According to Wikipedia:

Virtualization is the creation of a virtual (rather than actual) version of something, such as a hardware platform, operating system, a storage device or network resources.

While that is the technical description, it helps to know what virtualization accomplishes:

Virtualization is a key part of any new infrastructure designed today. Virtualization provides more scalability, better use of current hardware resources and much greater manageability. The goal of virtualization is to centralize administrative tasks while improving High Availability (HA) and Disaster Recovery (DR).

If this sounds a little too abstract, it’s easy to understand virtualization by peering into history. In the 1970’s computing power was extremely expensive. Due to the expense, IBM would create mainframe computers that served as a hub so that multiple computers could use the computing resources. This allowed for multiple people to tap into a single computer at the same time.

How Is Virtualization Relevant Today?

Virtualization lets you run multiple virtual servers or desktops on a single physical machine (host), sharing the resources of that single server. Basically, you are gaining more scale while using less server hardware. Virtualization works by inserting a thin layer of software directly on the server hardware or host and then loading multiple versions of the operating systems on top of it. This software layer contains a virtual machine monitor which allocates hardware resources dynamically and transparently. Multiple operating systems run concurrently on a single physical server (host) and share hardware resources with each other. You can safely run several operating systems and applications at the same time on a single server (host), with each having access to the resources it needs when it needs them.

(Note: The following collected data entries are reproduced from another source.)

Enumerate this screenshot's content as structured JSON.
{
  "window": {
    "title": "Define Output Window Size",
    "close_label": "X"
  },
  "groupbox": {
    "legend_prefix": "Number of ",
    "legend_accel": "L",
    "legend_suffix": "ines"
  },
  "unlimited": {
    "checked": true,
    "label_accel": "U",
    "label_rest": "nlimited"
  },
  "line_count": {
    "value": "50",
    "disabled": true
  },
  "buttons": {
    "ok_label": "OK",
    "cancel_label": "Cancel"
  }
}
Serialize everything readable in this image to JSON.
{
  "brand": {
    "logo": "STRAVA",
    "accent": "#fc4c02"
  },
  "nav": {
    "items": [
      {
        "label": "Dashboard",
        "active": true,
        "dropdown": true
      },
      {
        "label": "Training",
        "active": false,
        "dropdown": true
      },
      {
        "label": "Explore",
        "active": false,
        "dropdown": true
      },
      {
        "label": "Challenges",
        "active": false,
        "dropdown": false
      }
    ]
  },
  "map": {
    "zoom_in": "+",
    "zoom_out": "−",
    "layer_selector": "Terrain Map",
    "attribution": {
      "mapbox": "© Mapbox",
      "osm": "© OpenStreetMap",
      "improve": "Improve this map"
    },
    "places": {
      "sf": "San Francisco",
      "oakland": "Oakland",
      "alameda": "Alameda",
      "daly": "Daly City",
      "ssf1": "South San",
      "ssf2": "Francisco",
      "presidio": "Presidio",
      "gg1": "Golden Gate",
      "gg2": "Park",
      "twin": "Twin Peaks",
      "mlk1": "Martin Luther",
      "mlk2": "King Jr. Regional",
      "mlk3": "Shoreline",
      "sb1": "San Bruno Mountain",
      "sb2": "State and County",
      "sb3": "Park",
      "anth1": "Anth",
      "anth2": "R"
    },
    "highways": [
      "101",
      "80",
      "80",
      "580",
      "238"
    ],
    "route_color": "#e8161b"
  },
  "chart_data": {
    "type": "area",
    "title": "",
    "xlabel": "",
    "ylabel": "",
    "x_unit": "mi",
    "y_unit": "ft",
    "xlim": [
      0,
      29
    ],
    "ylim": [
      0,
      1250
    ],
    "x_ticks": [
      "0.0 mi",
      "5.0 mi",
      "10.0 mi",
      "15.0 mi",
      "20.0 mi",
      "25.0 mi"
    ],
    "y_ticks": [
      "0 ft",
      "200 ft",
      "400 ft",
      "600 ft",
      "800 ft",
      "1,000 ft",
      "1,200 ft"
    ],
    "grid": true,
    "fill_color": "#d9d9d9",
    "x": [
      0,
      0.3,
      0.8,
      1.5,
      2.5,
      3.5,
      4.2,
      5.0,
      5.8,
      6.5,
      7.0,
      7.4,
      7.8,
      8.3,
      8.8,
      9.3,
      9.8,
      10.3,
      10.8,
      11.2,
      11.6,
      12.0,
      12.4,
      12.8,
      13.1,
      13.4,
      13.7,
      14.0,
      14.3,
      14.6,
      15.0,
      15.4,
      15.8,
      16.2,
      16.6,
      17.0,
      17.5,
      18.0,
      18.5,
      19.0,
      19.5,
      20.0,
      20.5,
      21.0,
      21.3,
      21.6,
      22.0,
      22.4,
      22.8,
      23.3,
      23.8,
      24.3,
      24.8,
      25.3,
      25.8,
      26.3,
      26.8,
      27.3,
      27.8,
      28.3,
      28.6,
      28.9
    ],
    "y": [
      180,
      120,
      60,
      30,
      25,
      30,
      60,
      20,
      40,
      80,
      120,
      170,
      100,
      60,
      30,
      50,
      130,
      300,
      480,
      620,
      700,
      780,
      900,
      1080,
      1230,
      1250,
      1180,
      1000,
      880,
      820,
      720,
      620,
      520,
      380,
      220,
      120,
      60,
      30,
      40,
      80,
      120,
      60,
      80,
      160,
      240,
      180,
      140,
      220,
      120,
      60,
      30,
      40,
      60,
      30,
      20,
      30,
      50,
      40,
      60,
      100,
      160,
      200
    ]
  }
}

The rise of the PC allowed everyone to have enough computing power to accomplish the tasks they needed at work and at home. Today, technology has circled back to its roots. Business owners realized that they were using troves of resources to maintain their IT department while the majority of their server hardware was using only 5% to 15%of the systems capacity on average. In the 70’s computers had to be physically attached to the mainframe in order to tap into its resources. Today, the Internet allows computing and storage to be centralized while distributing their resources in milliseconds across the globe. You no longer need your own servers or mainframes to have a world class IT infrastructure, you just need virtualization. The cloud is built on this virtualization technology. Welcome to the Cloud!